Decision-Making in Phytophagous Insect Oviposition

Most herbivorous insect larvae are more or less stationary – caterpillars are an exception, not the rule. Therefore, it’s up to the egg-laying mother to choose carefully where her eggs will hatch to make sure the larvae have a good shot at surviving to adulthood, by weighing the potential effects of plant nutritional quality, competition from other insects and favourable environmental conditions.

The main factor is finding the appropriate host plant – some species can only tolerate a single one, but most have a range of plants they can use. This is usually not a conscious decision though – throught he plant-insect coevolution, insect species have evolved hardwired attractions and repulsions to the plants in their ecosystems. If a plant gives off no repellants, or gives off attractants, the insect will land there. Then it will feel around the leaves/stem – this is where individual decision-making comes into play, where past experience, environmental conditions and even the female’s physiological state come into play to decide whether this is an appropriate place to lay her eggs. The largest factor at play here is mechanic: plant volatile chemicals are only used to detect the plant.

One particular case where the mother has to make a judgement call is in spacing her eggs properly. As I mentioned, many species have immobile larvae – if too many eggs are in one place, the resource will be overcrowded and there will be too little food. Nobody can benefit from this.

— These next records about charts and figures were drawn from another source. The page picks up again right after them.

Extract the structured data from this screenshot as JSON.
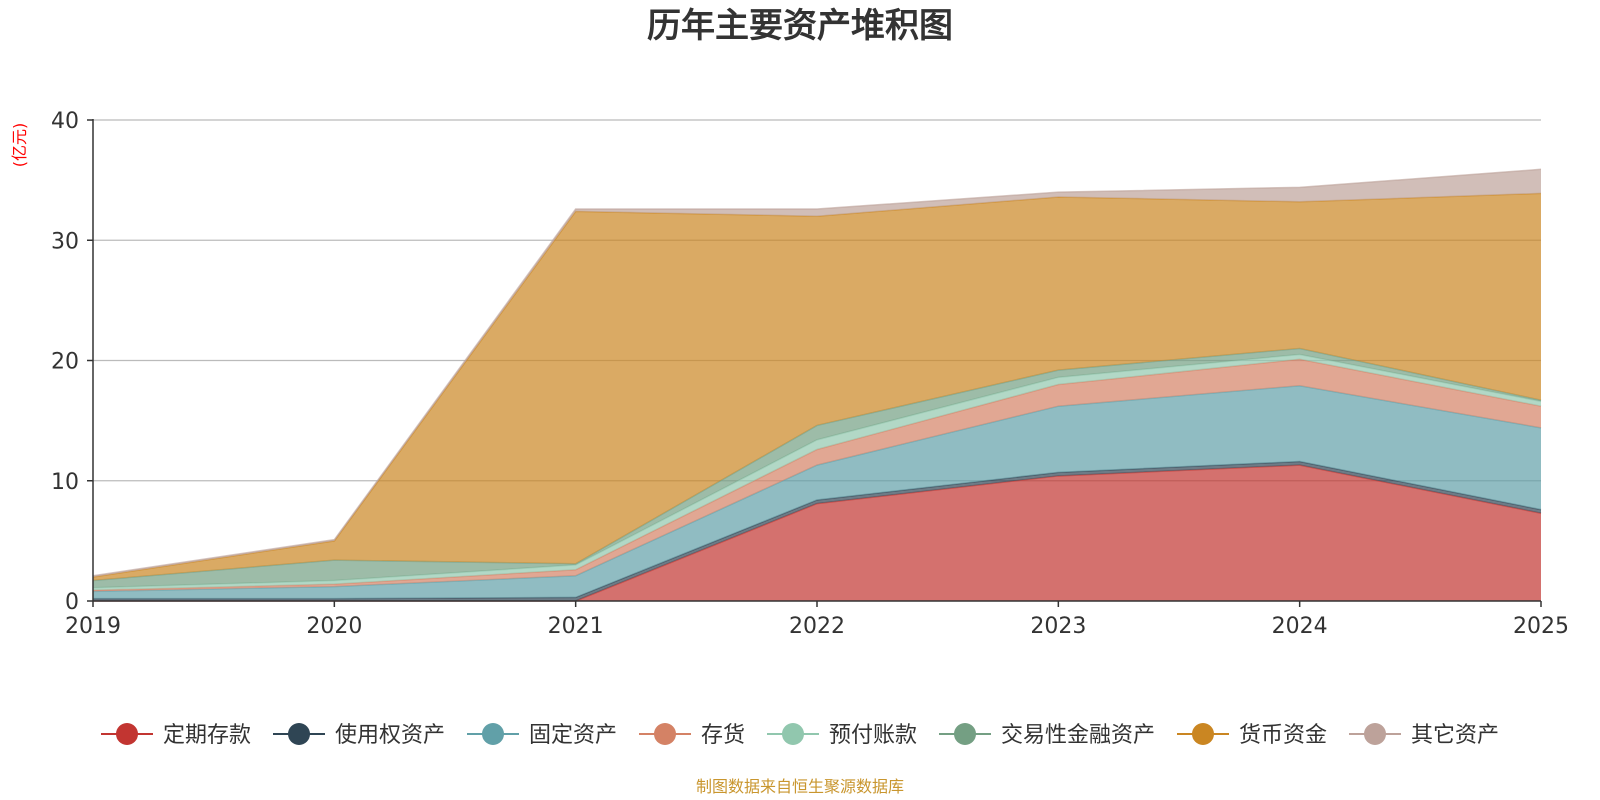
{
  "chart_data": {
    "type": "area",
    "stacked": true,
    "title": "历年主要资产堆积图",
    "ylabel": "(亿元)",
    "xlabel": "",
    "x": [
      "2019",
      "2020",
      "2021",
      "2022",
      "2023",
      "2024",
      "2025"
    ],
    "ylim": [
      0,
      40
    ],
    "yticks": [
      0,
      10,
      20,
      30,
      40
    ],
    "grid": true,
    "legend_position": "bottom",
    "series": [
      {
        "name": "定期存款",
        "color": "#c23531",
        "values": [
          0,
          0,
          0,
          8.1,
          10.4,
          11.3,
          7.3
        ]
      },
      {
        "name": "使用权资产",
        "color": "#2f4554",
        "values": [
          0.2,
          0.2,
          0.3,
          0.3,
          0.3,
          0.3,
          0.3
        ]
      },
      {
        "name": "固定资产",
        "color": "#61a0a8",
        "values": [
          0.6,
          1.0,
          1.8,
          2.9,
          5.5,
          6.3,
          6.8
        ]
      },
      {
        "name": "存货",
        "color": "#d48265",
        "values": [
          0.1,
          0.2,
          0.5,
          1.3,
          1.8,
          2.2,
          1.8
        ]
      },
      {
        "name": "预付账款",
        "color": "#91c7ae",
        "values": [
          0.2,
          0.3,
          0.4,
          0.8,
          0.6,
          0.4,
          0.4
        ]
      },
      {
        "name": "交易性金融资产",
        "color": "#749f83",
        "values": [
          0.6,
          1.7,
          0.1,
          1.2,
          0.6,
          0.5,
          0.1
        ]
      },
      {
        "name": "货币资金",
        "color": "#ca8622",
        "values": [
          0.3,
          1.6,
          29.3,
          17.4,
          14.4,
          12.2,
          17.2
        ]
      },
      {
        "name": "其它资产",
        "color": "#bda29a",
        "values": [
          0.1,
          0.1,
          0.2,
          0.6,
          0.4,
          1.2,
          2.0
        ]
      }
    ]
  },
  "source_text": "制图数据来自恒生聚源数据库",
  "colors": {
    "title": "#333333",
    "ylabel": "#ff0000",
    "source": "#c9962e",
    "grid": "#bbbbbb",
    "axis": "#333333"
  }
}
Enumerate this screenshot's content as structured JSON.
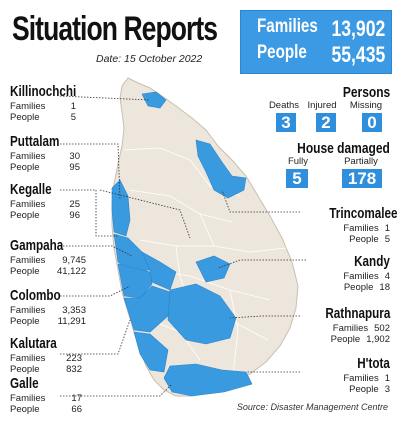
{
  "header": {
    "title": "Situation Reports",
    "date": "Date: 15 October 2022"
  },
  "totals": {
    "families_label": "Families",
    "families_value": "13,902",
    "people_label": "People",
    "people_value": "55,435"
  },
  "persons": {
    "title": "Persons",
    "deaths_label": "Deaths",
    "injured_label": "Injured",
    "missing_label": "Missing",
    "deaths": "3",
    "injured": "2",
    "missing": "0"
  },
  "houses": {
    "title": "House damaged",
    "fully_label": "Fully",
    "partially_label": "Partially",
    "fully": "5",
    "partially": "178"
  },
  "districts": {
    "killinochchi": {
      "name": "Killinochchi",
      "families_label": "Families",
      "families": "1",
      "people_label": "People",
      "people": "5"
    },
    "puttalam": {
      "name": "Puttalam",
      "families_label": "Families",
      "families": "30",
      "people_label": "People",
      "people": "95"
    },
    "kegalle": {
      "name": "Kegalle",
      "families_label": "Families",
      "families": "25",
      "people_label": "People",
      "people": "96"
    },
    "gampaha": {
      "name": "Gampaha",
      "families_label": "Families",
      "families": "9,745",
      "people_label": "People",
      "people": "41,122"
    },
    "colombo": {
      "name": "Colombo",
      "families_label": "Families",
      "families": "3,353",
      "people_label": "People",
      "people": "11,291"
    },
    "kalutara": {
      "name": "Kalutara",
      "families_label": "Families",
      "families": "223",
      "people_label": "People",
      "people": "832"
    },
    "galle": {
      "name": "Galle",
      "families_label": "Families",
      "families": "17",
      "people_label": "People",
      "people": "66"
    },
    "trincomalee": {
      "name": "Trincomalee",
      "families_label": "Families",
      "families": "1",
      "people_label": "People",
      "people": "5"
    },
    "kandy": {
      "name": "Kandy",
      "families_label": "Families",
      "families": "4",
      "people_label": "People",
      "people": "18"
    },
    "rathnapura": {
      "name": "Rathnapura",
      "families_label": "Families",
      "families": "502",
      "people_label": "People",
      "people": "1,902"
    },
    "htota": {
      "name": "H'tota",
      "families_label": "Families",
      "families": "1",
      "people_label": "People",
      "people": "3"
    }
  },
  "source": "Source: Disaster Management Centre",
  "colors": {
    "accent_blue": "#3b9ae3",
    "map_land": "#ede6dc",
    "affected_blue": "#3a9ae0",
    "box_blue": "#2f8fdc"
  }
}
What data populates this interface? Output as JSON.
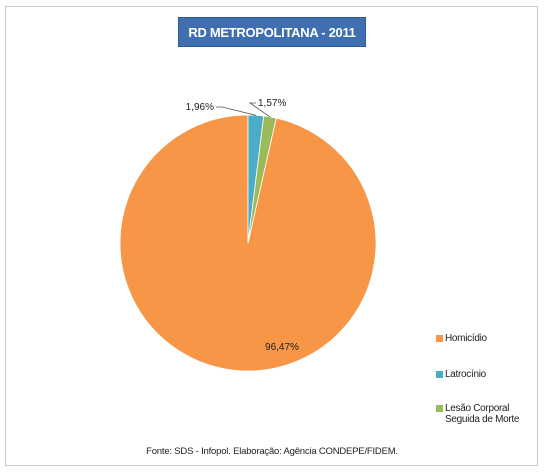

The judgement is made based on chemicals. When laying their eggs, the females will also spread pheromones over them to signal to other females of the same species that this place is taken. These pheromones were first discovered by Prokopy (1972) in apple maggot flies and since then, report have drastically increased and they’re found in all relevant insect orders.

There are other ways in which overcrowing can be detected. Some, like cowpea weevils, not only use chemicals, but can also count the numebr of eggs (remarkable, given the sheer number of eggs present in a batch). The way that stinks the most of coevolution (that’s a good stink, like the smell of your own toilet) is the one found in olive fruit flies. The deterrent here is simply olive oil. When the larvae begin feeding on the olive fruit, of course all sorts of juices will come out of the olive – they contain the chemical deterrents that tell other olive fruit flies that this place is taken and they should look elsewhere. That they co-opted the olive’s own chemicals for this purpose is pretty damn cool. This type occurs in several other insects, by the way.

References:

Prokopy RJ. 1972. Evidence for a marking pheromone deterring repeated oviposition in apple maggot flies. Environmental Entomology 1, 326-332.